Giungere on-stage dopo le fiammate degli Exodus sarebbe dura per chiunque, fortunatamente dopo di loro non ci sono esattamente gli ultimi arrivati, ma uno dei pochi gruppi thrash che non è passato per le forche caudine dello scioglimento (e successiva reunion di prammatica), ossia gli Overkill. Anzi, costoro hanno sempre mantenuto la loro identità artistica, non hanno mollato la presa nemmeno negli anni di magra e sono sempre stati guidati dagli immarcescibili Bobby “Blitz” Ellsworth e dal funambolo del basso D.D. Verni. Intorno a loro, è passata una fiumana di gente, ma la bussola l’hanno sempre avuta in mano i due membri storici, così che gli alti e bassi vissuti durante la carriera sono stati ammortizzati senza troppi sconvolgimenti. La resistenza indefessa alle mareggiate del mercato ha permesso ai newyorkesi di ripresentarsi in grande spolvero quando il thrash si è rimesso a tirare come uno stallone imbizzarrito e questo tour con gli Exodus è la conferma di uno stato di salute straripante: Ellsworth, a dispetto del grave ictus che lo aveva colpito qualche anno addietro, sfoggia un fisico tiratissimo e una voce spaventosamente potente. Chi lo conosce solo per lo stridore aspro e inconfondibile con cui interpreta i pezzi sugli album non può immaginare quanta potenza abbiano le sue corde vocali, gli acuti che tira fuori farebbero pensare ad uno screamer tra i migliori sulla piazza in campo heavy classico, invece siamo nel pieno di un massacro thrash della miglior specie.
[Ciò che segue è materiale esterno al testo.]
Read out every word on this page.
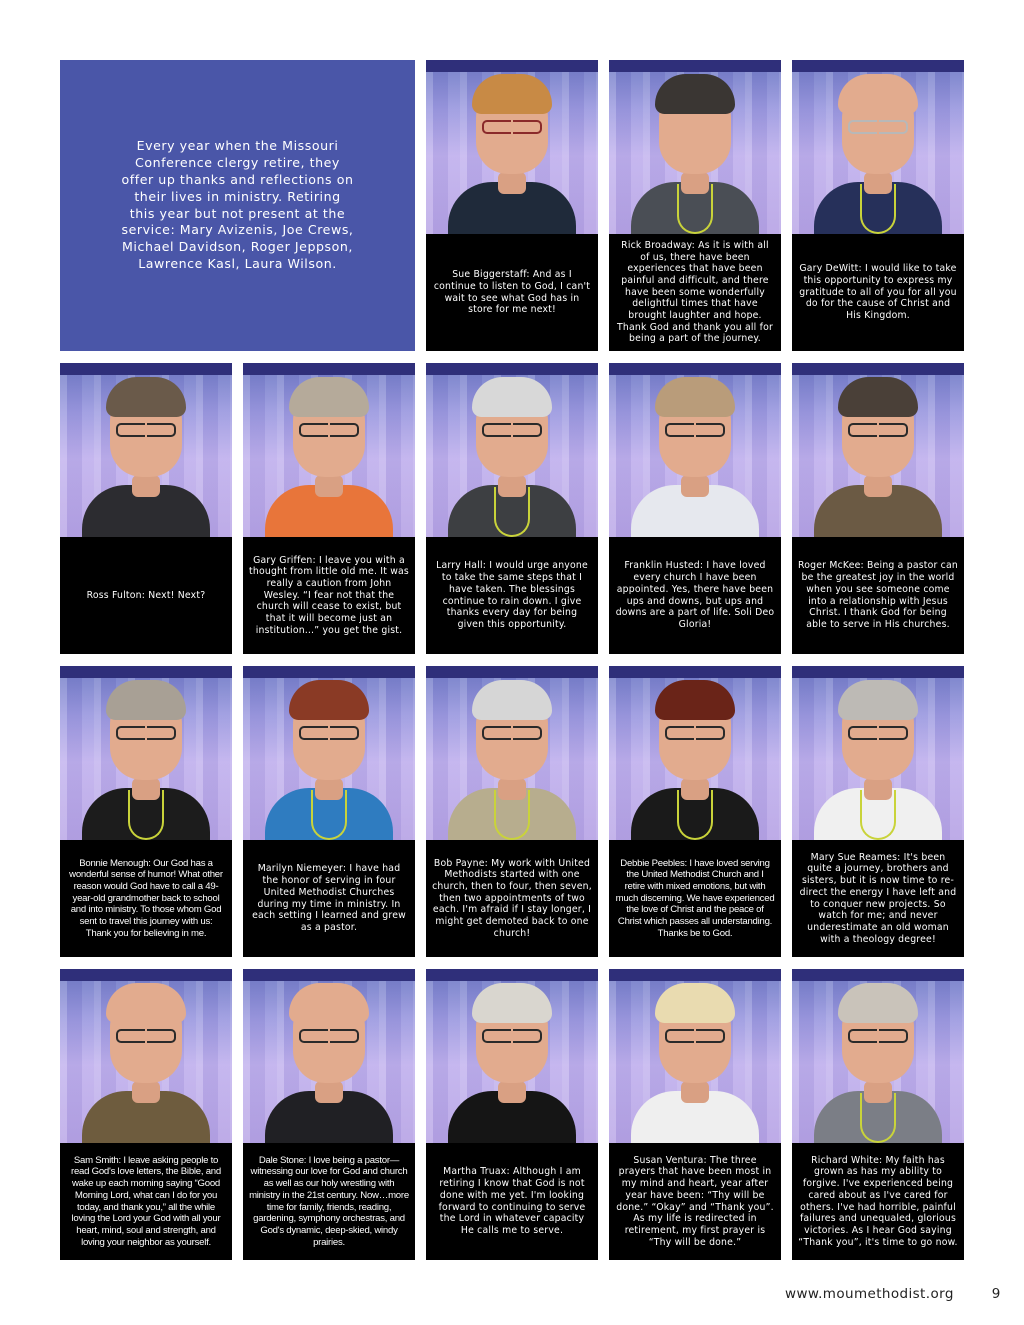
Every year when the Missouri Conference clergy retire, they offer up thanks and reflections on their lives in ministry. Retiring this year but not present at the service: Mary Avizenis, Joe Crews, Michael Davidson, Roger Jeppson, Lawrence Kasl, Laura Wilson.

Sue Biggerstaff: And as I continue to listen to God, I can't wait to see what God has in store for me next!
Rick Broadway: As it is with all of us, there have been experiences that have been painful and difficult, and there have been some wonderfully delightful times that have brought laughter and hope. Thank God and thank you all for being a part of the journey.
Gary DeWitt: I would like to take this opportunity to express my gratitude to all of you for all you do for the cause of Christ and His Kingdom.
Ross Fulton: Next! Next?
Gary Griffen: I leave you with a thought from little old me. It was really a caution from John Wesley. “I fear not that the church will cease to exist, but that it will become just an institution…” you get the gist.
Larry Hall: I would urge anyone to take the same steps that I have taken. The blessings continue to rain down. I give thanks every day for being given this opportunity.
Franklin Husted: I have loved every church I have been appointed. Yes, there have been ups and downs, but ups and downs are a part of life. Soli Deo Gloria!
Roger McKee: Being a pastor can be the greatest joy in the world when you see someone come into a relationship with Jesus Christ. I thank God for being able to serve in His churches.
Bonnie Menough: Our God has a wonderful sense of humor! What other reason would God have to call a 49-year-old grandmother back to school and into ministry. To those whom God sent to travel this journey with us: Thank you for believing in me.
Marilyn Niemeyer: I have had the honor of serving in four United Methodist Churches during my time in ministry. In each setting I learned and grew as a pastor.
Bob Payne: My work with United Methodists started with one church, then to four, then seven, then two appointments of two each. I'm afraid if I stay longer, I might get demoted back to one church!
Debbie Peebles: I have loved serving the United Methodist Church and I retire with mixed emotions, but with much discerning. We have experienced the love of Christ and the peace of Christ which passes all understanding. Thanks be to God.
Mary Sue Reames: It's been quite a journey, brothers and sisters, but it is now time to re-direct the energy I have left and to conquer new projects. So watch for me; and never underestimate an old woman with a theology degree!
Sam Smith: I leave asking people to read God's love letters, the Bible, and wake up each morning saying “Good Morning Lord, what can I do for you today, and thank you,” all the while loving the Lord your God with all your heart, mind, soul and strength, and loving your neighbor as yourself.
Dale Stone: I love being a pastor—witnessing our love for God and church as well as our holy wrestling with ministry in the 21st century. Now…more time for family, friends, reading, gardening, symphony orchestras, and God's dynamic, deep-skied, windy prairies.
Martha Truax: Although I am retiring I know that God is not done with me yet. I'm looking forward to continuing to serve the Lord in whatever capacity He calls me to serve.
Susan Ventura: The three prayers that have been most in my mind and heart, year after year have been: “Thy will be done.” “Okay” and “Thank you”. As my life is redirected in retirement, my first prayer is “Thy will be done.”
Richard White: My faith has grown as has my ability to forgive. I've experienced being cared about as I've cared for others. I've had horrible, painful failures and unequaled, glorious victories. As I hear God saying “Thank you”, it's time to go now.
www.moumethodist.org	9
Ellsworth si distingue oltretutto per un istrionismo e una teatralità rara in contesti tanto violenti, le sue pose dietro al microfono, le occhiate adrenaliniche con cui trapassa le pupille delle prime fila sono uno spettacolo nello spettacolo, accrescono il senso di overdose metallica iniettato dalle note.
Al confronto di quel che combinano on-stage, i dischi degli Overkill sembran quasi camomilla: anthem cantati a squarciagola (Rotten To The Core, In Union We Stand), orge di controtempi, stop’n’go e stacchi da togliere il respiro (E.vil N.ever D.ies, la stratosferica Elimination), le atmosfere avanguardiste, quasi un metronomico mantra metallico, di Necroshine, tutti i brani suonati questa sera lasciano dietro di sé un’infinita striscia di macerie. Al termine di una scaletta classicissima, per forza di cose compressa all’inverosimile perché il tempo è sempre tiranno, non si può che salutare con Fuck You, dentro la quale ci sta anche la motorheadiana Overkill, degno omaggio a chi per primo è riuscito a tradurre tanto annichilimento in note.
Si chiude nel tripudio generale una serata da culto, omaggiata da un numero di presenti più che ragguardevole, dato che segnala il buon fiuto di tanti metallari che conoscono la differenza tra un concerto vero e un happening tipo aperitivo con qualche chitarra distorta in sottofondo.